Luna sees itself as a broker of transactions between those who have data and those who need it.

"When you think about all the data that's being created right now in the world, every company is trying to be the leader and have the largest pull of data," Witz noted. "We don't think that that's a good model for all of humanity. We think everybody will be better off if there is one large, central hub of data that's not controlled by any one company, but is instead owned by the community," he said.

"What's fundamentally different [about] our model from other companies that are aggregating their own data is that, as a community-owned data company, the community is going to realize the benefits of that data," said Witz. "LunaDNA the company will just be facilitating those transactions and taking a brokerage fee, but not standing in the middle of it."

When pharma companies purchase access to data with Luna Coins, Kain said, the money will "flow back equally to the owners of the database, depending on their value contribution.
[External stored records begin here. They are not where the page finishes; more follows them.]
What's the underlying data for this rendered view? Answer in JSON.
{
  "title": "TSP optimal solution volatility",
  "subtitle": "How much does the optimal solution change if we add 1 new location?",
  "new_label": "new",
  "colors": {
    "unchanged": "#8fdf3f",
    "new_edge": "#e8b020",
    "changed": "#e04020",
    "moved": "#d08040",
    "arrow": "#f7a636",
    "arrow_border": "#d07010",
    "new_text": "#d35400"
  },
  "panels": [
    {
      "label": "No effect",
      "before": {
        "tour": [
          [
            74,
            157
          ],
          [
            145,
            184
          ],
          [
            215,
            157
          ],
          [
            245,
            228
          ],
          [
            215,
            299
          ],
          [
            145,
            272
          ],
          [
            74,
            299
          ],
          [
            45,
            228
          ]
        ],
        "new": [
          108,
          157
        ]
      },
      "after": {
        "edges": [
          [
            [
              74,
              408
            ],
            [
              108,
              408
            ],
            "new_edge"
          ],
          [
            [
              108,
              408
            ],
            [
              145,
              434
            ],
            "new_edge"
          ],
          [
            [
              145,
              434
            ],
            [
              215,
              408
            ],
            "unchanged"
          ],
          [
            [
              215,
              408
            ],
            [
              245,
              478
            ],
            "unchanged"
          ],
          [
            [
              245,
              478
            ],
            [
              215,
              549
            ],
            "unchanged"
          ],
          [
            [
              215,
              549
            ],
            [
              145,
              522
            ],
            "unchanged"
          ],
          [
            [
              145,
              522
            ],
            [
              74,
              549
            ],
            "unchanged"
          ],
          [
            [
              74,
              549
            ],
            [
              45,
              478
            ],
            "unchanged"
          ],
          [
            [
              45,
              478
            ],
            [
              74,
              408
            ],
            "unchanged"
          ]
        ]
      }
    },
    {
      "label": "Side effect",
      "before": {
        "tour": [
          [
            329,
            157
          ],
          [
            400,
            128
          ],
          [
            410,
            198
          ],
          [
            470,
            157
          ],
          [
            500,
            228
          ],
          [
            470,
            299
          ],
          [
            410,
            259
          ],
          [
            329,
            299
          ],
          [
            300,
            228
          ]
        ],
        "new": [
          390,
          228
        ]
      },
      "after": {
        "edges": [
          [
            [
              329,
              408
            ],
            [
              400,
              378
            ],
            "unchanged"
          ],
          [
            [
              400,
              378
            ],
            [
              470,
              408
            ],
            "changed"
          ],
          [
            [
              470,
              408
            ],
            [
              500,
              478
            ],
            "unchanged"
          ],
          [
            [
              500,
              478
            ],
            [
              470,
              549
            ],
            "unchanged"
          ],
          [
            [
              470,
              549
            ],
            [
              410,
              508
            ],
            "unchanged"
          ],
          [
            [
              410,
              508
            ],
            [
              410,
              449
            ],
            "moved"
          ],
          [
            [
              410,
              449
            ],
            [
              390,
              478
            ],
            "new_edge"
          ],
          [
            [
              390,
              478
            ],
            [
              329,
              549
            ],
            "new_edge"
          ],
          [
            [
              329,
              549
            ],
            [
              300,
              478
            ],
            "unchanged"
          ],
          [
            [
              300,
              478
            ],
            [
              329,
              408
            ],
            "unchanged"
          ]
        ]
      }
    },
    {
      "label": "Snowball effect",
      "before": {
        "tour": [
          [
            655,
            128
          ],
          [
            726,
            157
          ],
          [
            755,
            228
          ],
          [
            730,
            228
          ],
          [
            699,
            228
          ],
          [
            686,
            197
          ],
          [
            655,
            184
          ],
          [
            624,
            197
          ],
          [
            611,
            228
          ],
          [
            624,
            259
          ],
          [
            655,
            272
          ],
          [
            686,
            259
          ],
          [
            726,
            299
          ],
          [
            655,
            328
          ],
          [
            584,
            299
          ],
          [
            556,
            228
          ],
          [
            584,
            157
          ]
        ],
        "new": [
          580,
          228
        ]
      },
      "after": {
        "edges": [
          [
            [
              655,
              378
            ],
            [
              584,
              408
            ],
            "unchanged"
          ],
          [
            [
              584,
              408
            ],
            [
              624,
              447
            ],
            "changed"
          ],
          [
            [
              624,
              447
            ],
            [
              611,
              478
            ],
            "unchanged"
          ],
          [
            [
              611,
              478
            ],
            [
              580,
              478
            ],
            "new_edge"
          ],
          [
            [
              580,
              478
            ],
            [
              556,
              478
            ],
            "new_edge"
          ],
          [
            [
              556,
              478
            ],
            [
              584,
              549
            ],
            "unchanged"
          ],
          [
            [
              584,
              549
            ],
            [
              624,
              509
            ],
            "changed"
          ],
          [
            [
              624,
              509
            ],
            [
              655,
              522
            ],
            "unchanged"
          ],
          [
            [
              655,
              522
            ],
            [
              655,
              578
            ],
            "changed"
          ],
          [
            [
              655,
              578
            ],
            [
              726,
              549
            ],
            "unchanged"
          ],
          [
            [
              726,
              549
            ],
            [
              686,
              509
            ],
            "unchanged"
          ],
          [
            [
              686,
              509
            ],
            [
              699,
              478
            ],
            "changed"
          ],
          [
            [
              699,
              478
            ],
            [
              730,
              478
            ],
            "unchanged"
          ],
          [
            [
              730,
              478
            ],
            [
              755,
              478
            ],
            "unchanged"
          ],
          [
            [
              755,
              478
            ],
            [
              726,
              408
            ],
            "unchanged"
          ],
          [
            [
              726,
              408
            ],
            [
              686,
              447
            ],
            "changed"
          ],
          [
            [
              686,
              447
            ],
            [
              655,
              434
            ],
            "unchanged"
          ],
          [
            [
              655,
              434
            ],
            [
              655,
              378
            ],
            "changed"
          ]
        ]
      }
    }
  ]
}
It won't flow back to individuals depending on whether they were in a study or not."

The plan is to invite researchers to approach Luna with parameters for studies they may be working on, and the company will generate appropriate cohorts of patients. "Once we have a cohort, then we can look at their genomes and ask the question, 'What is similar in their genome that is dissimilar to the control group?'" said Kain.

Researchers will define the criteria, then Luna will build cohorts and conduct gene discovery activities, according to Kain. "In most cases, the people we work with aren't looking to build their own databases, and they're not looking necessarily to create their own tools to do discovery," Kain said. "What they're looking for are the gene targets. They're looking for the genes that are associated with certain diseases or impacts on your quality of life."

Luna hopes to win the trust of consumers with the community model.

"Ultimately, we think that if we do a good job of standing up this company and establishing this database in a way that truly is very mission- and purpose-focused, and if individuals truly believe that they are going to be owners of the database and the data that is generated, then that should generate trust," Kain said.

"Would you rather donate your data to an organization that is going to go off and use your data in a way that maybe you won't even be connected to and generate income on that, or would you rather join a community and, with the community, travel together on this journey of driving discovery?" he asked.